One of the functions you depend on your dentures for is helping you speak clearly. Not being able to speak clearly with dentures can be a serious impediment, and it can lead to social isolation.
Unfortunately, poorly fitting dentures can interfere with virtually every part of your speech process.
How Speech Sounds Are Produced
To understand how dentures must function to help you speak properly, it’s important to understand how speech works. The speech process involves four principal components to produce the sounds your brain commands.
- Lungs
- Vocal cords
- Resonant spaces
- Articulators
Your lungs drive the air that produces vibrations that are ultimately heard as sounds. When they pass through your vocal cords, these can alter them, depending on whether you’re producing a voiced or unvoiced sound. Resonant spaces is are where the vibrations of air achieve the status of sound. Resonant spaces in your mouth, throat, nose, and sinuses magnify the vibrations so they can be heard.
These sounds are then shaped by articulators, which include your teeth, tongue, and lips.
Dentures replace your teeth and occupy volume in your mouth, so they affect your resonant spaces and your articulators. And if they don’t fit properly, the impact can be significant.
Poor Resonance
By taking up space in your mouth, your dentures can reduce the resonant space there. This will lead the nasal resonance to become more pronounced, making your voice more nasal. Dentures that don’t seal against your palate can also vibrate separately, which can make your voice sound different, too.
Implant dentures can help if you’re unhappy with the effect of resonance changes. They take up less room so your mouth can resonate as before. And they’re fully secure so they don’t resonate separately.
Articulation Difficulties
Articulation is where the sounds of speech acquire their unique characteristics. Unfortunately, it’s also where dentures can make the biggest difference in your speech. They can impact your ability to produce bilabial sounds, labiodental sounds, linguodental sounds, linguipalatal sounds, and linguoalveolar sounds.

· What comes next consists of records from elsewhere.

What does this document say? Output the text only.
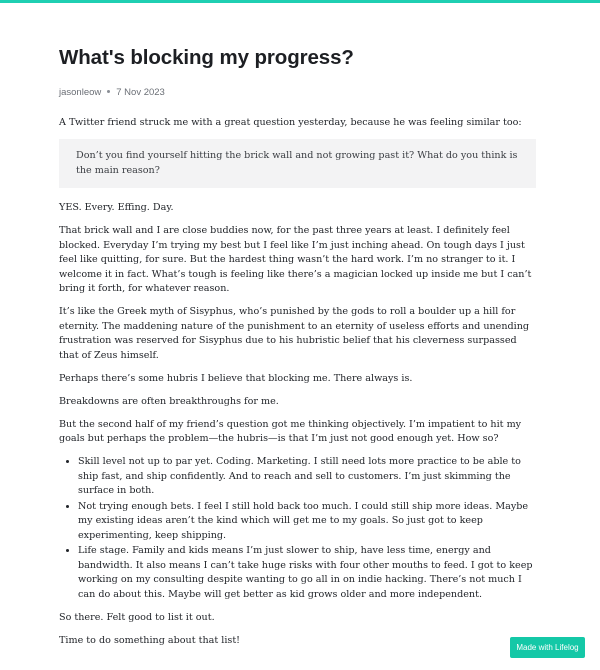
What's blocking my progress?
jasonleow 7 Nov 2023

A Twitter friend struck me with a great question yesterday, because he was feeling similar too:

Don’t you find yourself hitting the brick wall and not growing past it? What do you think is the main reason?

YES. Every. Effing. Day.

That brick wall and I are close buddies now, for the past three years at least. I definitely feel blocked. Everyday I’m trying my best but I feel like I’m just inching ahead. On tough days I just feel like quitting, for sure. But the hardest thing wasn’t the hard work. I’m no stranger to it. I welcome it in fact. What’s tough is feeling like there’s a magician locked up inside me but I can’t bring it forth, for whatever reason.

It’s like the Greek myth of Sisyphus, who’s punished by the gods to roll a boulder up a hill for eternity. The maddening nature of the punishment to an eternity of useless efforts and unending frustration was reserved for Sisyphus due to his hubristic belief that his cleverness surpassed that of Zeus himself.

Perhaps there’s some hubris I believe that blocking me. There always is.

Breakdowns are often breakthroughs for me.

But the second half of my friend’s question got me thinking objectively. I’m impatient to hit my goals but perhaps the problem—the hubris—is that I’m just not good enough yet. How so?

• Skill level not up to par yet. Coding. Marketing. I still need lots more practice to be able to ship fast, and ship confidently. And to reach and sell to customers. I’m just skimming the surface in both.
• Not trying enough bets. I feel I still hold back too much. I could still ship more ideas. Maybe my existing ideas aren’t the kind which will get me to my goals. So just got to keep experimenting, keep shipping.
• Life stage. Family and kids means I’m just slower to ship, have less time, energy and bandwidth. It also means I can’t take huge risks with four other mouths to feed. I got to keep working on my consulting despite wanting to go all in on indie hacking. There’s not much I can do about this. Maybe will get better as kid grows older and more independent.

So there. Felt good to list it out.

Time to do something about that list!

Made with Lifelog
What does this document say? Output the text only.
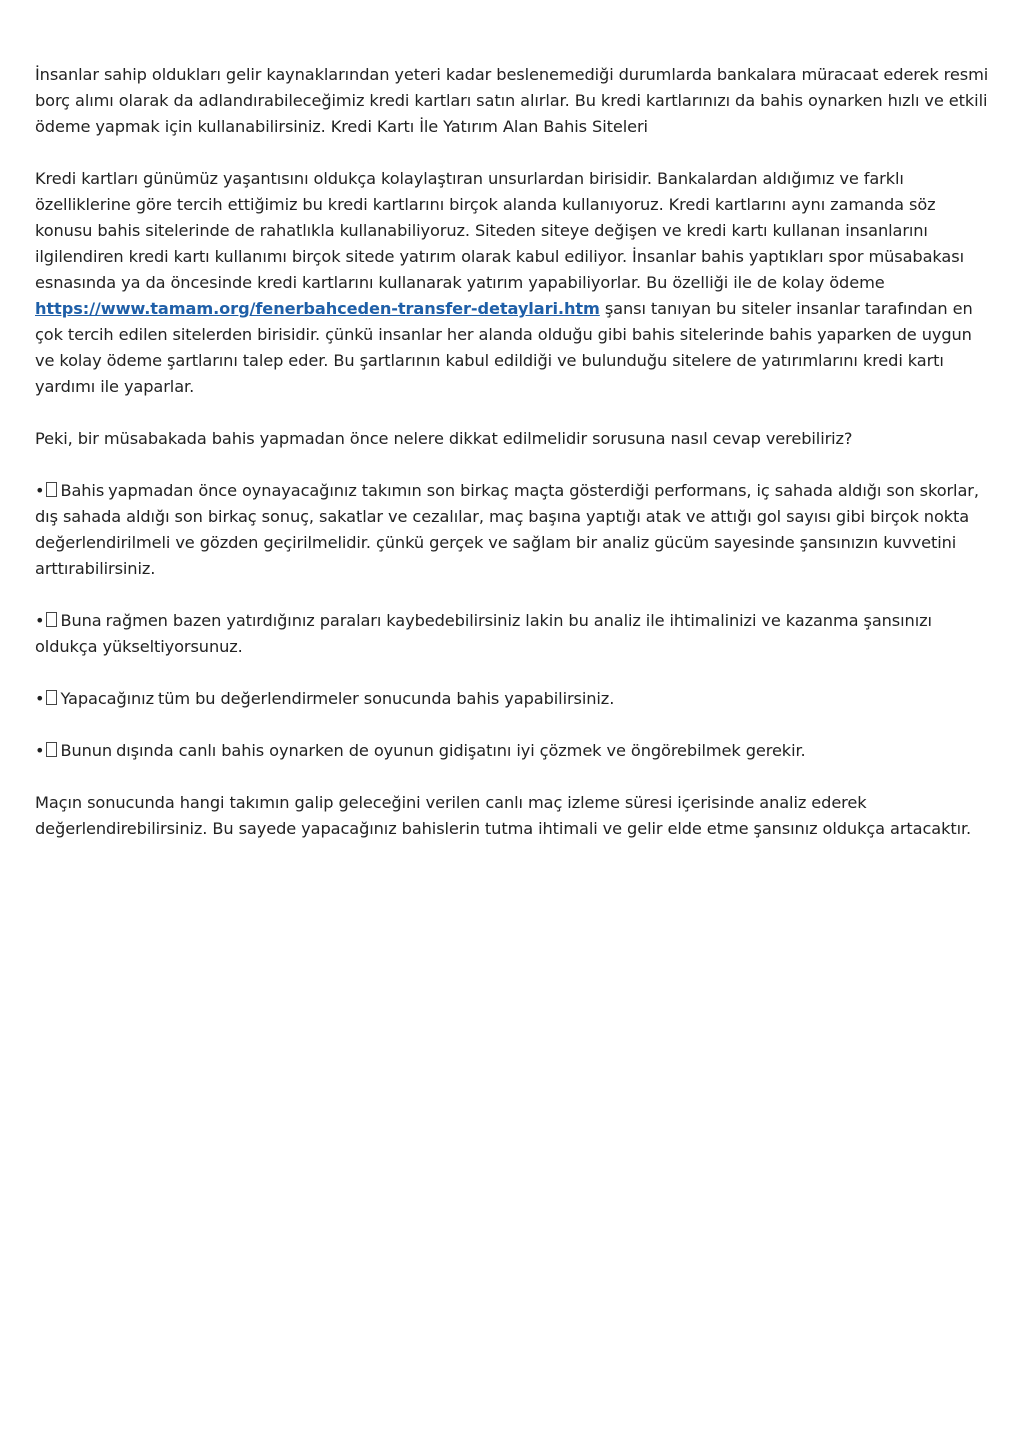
İnsanlar sahip oldukları gelir kaynaklarından yeteri kadar beslenemediği durumlarda bankalara müracaat ederek resmi borç alımı olarak da adlandırabileceğimiz kredi kartları satın alırlar. Bu kredi kartlarınızı da bahis oynarken hızlı ve etkili ödeme yapmak için kullanabilirsiniz. Kredi Kartı İle Yatırım Alan Bahis Siteleri

Kredi kartları günümüz yaşantısını oldukça kolaylaştıran unsurlardan birisidir. Bankalardan aldığımız ve farklı özelliklerine göre tercih ettiğimiz bu kredi kartlarını birçok alanda kullanıyoruz. Kredi kartlarını aynı zamanda söz konusu bahis sitelerinde de rahatlıkla kullanabiliyoruz. Siteden siteye değişen ve kredi kartı kullanan insanlarını ilgilendiren kredi kartı kullanımı birçok sitede yatırım olarak kabul ediliyor. İnsanlar bahis yaptıkları spor müsabakası esnasında ya da öncesinde kredi kartlarını kullanarak yatırım yapabiliyorlar. Bu özelliği ile de kolay ödeme https://www.tamam.org/fenerbahceden-transfer-detaylari.htm şansı tanıyan bu siteler insanlar tarafından en çok tercih edilen sitelerden birisidir. çünkü insanlar her alanda olduğu gibi bahis sitelerinde bahis yaparken de uygun ve kolay ödeme şartlarını talep eder. Bu şartlarının kabul edildiği ve bulunduğu sitelere de yatırımlarını kredi kartı yardımı ile yaparlar.

Peki, bir müsabakada bahis yapmadan önce nelere dikkat edilmelidir sorusuna nasıl cevap verebiliriz?

• Bahis yapmadan önce oynayacağınız takımın son birkaç maçta gösterdiği performans, iç sahada aldığı son skorlar, dış sahada aldığı son birkaç sonuç, sakatlar ve cezalılar, maç başına yaptığı atak ve attığı gol sayısı gibi birçok nokta değerlendirilmeli ve gözden geçirilmelidir. çünkü gerçek ve sağlam bir analiz gücüm sayesinde şansınızın kuvvetini arttırabilirsiniz.

• Buna rağmen bazen yatırdığınız paraları kaybedebilirsiniz lakin bu analiz ile ihtimalinizi ve kazanma şansınızı oldukça yükseltiyorsunuz.

• Yapacağınız tüm bu değerlendirmeler sonucunda bahis yapabilirsiniz.

• Bunun dışında canlı bahis oynarken de oyunun gidişatını iyi çözmek ve öngörebilmek gerekir.

Maçın sonucunda hangi takımın galip geleceğini verilen canlı maç izleme süresi içerisinde analiz ederek değerlendirebilirsiniz. Bu sayede yapacağınız bahislerin tutma ihtimali ve gelir elde etme şansınız oldukça artacaktır.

Bilabial sounds like P and B are formed when your lips come together to shape airflow without the tongue or teeth. But if dentures are too large or too small it can alter the timing of lip contact and make these sounds hard to produce. And this kind of movement can dislodge loose dentures, causing them to click.
Sounds like F and V are labiodental sounds. You articulate them by bringing together lips and teeth. When dentures aren’t sized properly, these two sounds become indistinguishable.
TH is a linguodental sound (also spelled linguadental), in which your tongue juts between your teeth. If your tongue and teeth can’t come together properly, you won’t be able to make these sounds.
Linguopalatal sounds are very diverse because your tongue can contact and shape spaces with the palate in many different ways. Dentures that are loose can interfere with many of these sounds, such as S, D, T, N, and R. Dentures can also interfere with these sounds if they don’t create a good seal with the palate or don’t have good rugae.
Can’t Adapt to Dentures?
Adapting to speech with dentures can take a little bit of time. Give yourself time to try your new dentures. But if you can’t adapt or if speech gets worse with dentures over time, maybe you need to look into quality dentures that can help.